U.S.-Cuba Relations Restored With Signs of Conflicts Still Ahead

Eduardo Clark holds American and Cuban flags across the street from the Cuban embassy in Washington, D.C., U.S., on Monday, July 20, 2015.

Photographer: Andrew Harrer/Bloomberg

President Barack Obama is likely to nominate an ambassador to Cuba, his spokesman said, guaranteeing a confrontation with U.S. lawmakers who have denounced the restoration of diplomatic ties with Havana.

Those relations moved a major step forward on Monday, as embassies in Washington and Havana reopened after a diplomatic freeze that lasted more than five decades.

White House press secretary Josh Earnest told reporters that he expected Obama would nominate an ambassador to Cuba before leaving office, adding “I don’t know who that would be, I don’t know what the time frame would be.”

The prediction underscored the unresolved issues that resurfaced hours after the Cuban flag was raised over a mansion in Washington amid chants of celebration. The ceremony was led by Cuban Foreign Minister Bruno Rodriguez. U.S. Secretary of State John Kerry said he will visit Havana for a delayed flag-raising ceremony at his country’s embassy on Aug. 14.

“This milestone does not signify an end to the many differences that still separate our governments,” Kerry said later at a State Department news conference alongside Rodriguez. “We are sure to encounter bumps here and there, and moments of frustration.

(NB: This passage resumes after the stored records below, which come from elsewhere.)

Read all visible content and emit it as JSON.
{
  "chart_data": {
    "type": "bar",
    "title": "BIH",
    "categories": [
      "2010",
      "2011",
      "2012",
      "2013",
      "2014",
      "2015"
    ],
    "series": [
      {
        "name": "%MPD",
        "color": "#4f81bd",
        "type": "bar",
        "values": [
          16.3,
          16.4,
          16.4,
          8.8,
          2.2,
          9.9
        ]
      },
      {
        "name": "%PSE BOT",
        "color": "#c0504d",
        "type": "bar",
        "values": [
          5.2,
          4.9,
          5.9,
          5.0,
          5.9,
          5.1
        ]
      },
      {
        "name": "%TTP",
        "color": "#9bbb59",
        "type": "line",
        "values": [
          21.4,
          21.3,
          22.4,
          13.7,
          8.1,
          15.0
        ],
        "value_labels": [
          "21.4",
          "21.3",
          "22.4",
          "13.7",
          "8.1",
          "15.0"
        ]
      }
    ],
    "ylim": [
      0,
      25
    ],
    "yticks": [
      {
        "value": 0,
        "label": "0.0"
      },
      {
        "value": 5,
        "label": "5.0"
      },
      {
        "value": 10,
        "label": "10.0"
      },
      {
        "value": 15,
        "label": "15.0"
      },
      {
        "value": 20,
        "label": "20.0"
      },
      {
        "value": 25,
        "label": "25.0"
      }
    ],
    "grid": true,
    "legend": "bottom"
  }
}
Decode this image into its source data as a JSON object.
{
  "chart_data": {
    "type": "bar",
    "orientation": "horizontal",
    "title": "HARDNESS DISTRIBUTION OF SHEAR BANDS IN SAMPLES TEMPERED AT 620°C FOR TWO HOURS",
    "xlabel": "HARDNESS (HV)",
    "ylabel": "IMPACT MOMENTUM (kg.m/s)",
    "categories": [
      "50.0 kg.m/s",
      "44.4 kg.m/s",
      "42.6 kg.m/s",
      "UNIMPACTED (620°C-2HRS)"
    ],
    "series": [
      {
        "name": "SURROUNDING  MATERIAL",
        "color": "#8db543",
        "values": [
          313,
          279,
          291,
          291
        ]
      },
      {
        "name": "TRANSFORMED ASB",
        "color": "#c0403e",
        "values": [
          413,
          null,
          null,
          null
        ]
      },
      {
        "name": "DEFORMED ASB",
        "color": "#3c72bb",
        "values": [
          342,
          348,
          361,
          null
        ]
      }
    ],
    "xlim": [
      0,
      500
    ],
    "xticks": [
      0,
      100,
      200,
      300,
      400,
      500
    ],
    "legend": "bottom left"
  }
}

Patience will be required. But that is all the more reason to get started now on this journey.”

Among the obstacles are members of Congress opposed to dealing with Cuba’s communist regime. They have vowed to block any move to end the long-standing embargo against most trade with Cuba and to prevent Obama from sending a full-fledged ambassador.

‘Despotic Regime’

“Cuba is not just some small island with old cars; it is a country controlled by a despotic regime that provides a safe haven and base of forward operations to Russia and China in our own hemisphere,” Senator Marco Rubio of Florida, a Republican presidential candidate, said in a statement Monday.

“I reiterate my promise to block the confirmation of any ambassador to this despicable regime,” said Rubio, the son of Cuban immigrants.

For now, Jeffrey DeLaurentis, a career foreign service officer who becomes interim charge d’affaires, will be the top U.S. diplomat on the island.

Future points of friction also were clear from the Cuban side. Rodriguez said that before Havana could agree to fully normalized relations, the U.S. must return the military base at Guantanamo to Cuba.

Keeping Guantanamo

Kerry responded that the U.S. had “no intent” to change the terms of the lease on Guantanamo.

“We understand that Cuba has strong feelings about it,” Kerry said. “For the moment, that is not part of the discussion.”

Rodriguez also said the U.S. trade embargo must be lifted, and Kerry emphasized that Obama has called on Congress to remove it.

“End the Embargo now” was among signs carried in a block-long crowd that gathered to sing the Cuban national anthem as the country’s flag was raised outside the re-annointed embassy in Washington on Monday.

Amid those celebrating, a slight man in a crisp white shirt held a sign that said “Freedom for political prisoners.”

Carlos Casanova, 81, said he had tried to overthrow former President Fidel Castro in 1959 and spent the next 20 years imprisoned in Cuba as a result. Bitter about Monday’s events, he said, “You give communists a finger, they’ll take your hand.”

Inside the State Department’s headquarters, the Cuban flag was hung before dawn among the flags of nations that have diplomatic relations with the U.S.

Barriers Tumble

Barriers between the U.S. and Cuba have tumbled rapidly since President Raul Castro and Obama announced their intentions to renew ties in simultaneous speeches in December. Yet while companies from JetBlue Airways Corp. to Airbnb Inc. have sought to capitalize on the improving relationship, the trade embargo and enduring differences limit business and personal contacts.

Charles Barclay, who served as deputy chief of mission for the U.S. Interests Section in Havana from 2009 to 2012, said he expects U.S. diplomats to have more access to Cuban government officials and greater freedom to roam the country, instead of being confined to Havana.

The move has political benefits to both leaders, he added, as Castro seeks to improve the country’s image for investors and Obama ends what he has described as a “failed policy” for the U.S.

“I don’t know how much momentum this creates for more progress, but I wouldn’t downplay the significance of the symbolism here,” Barclay said of the embassy openings.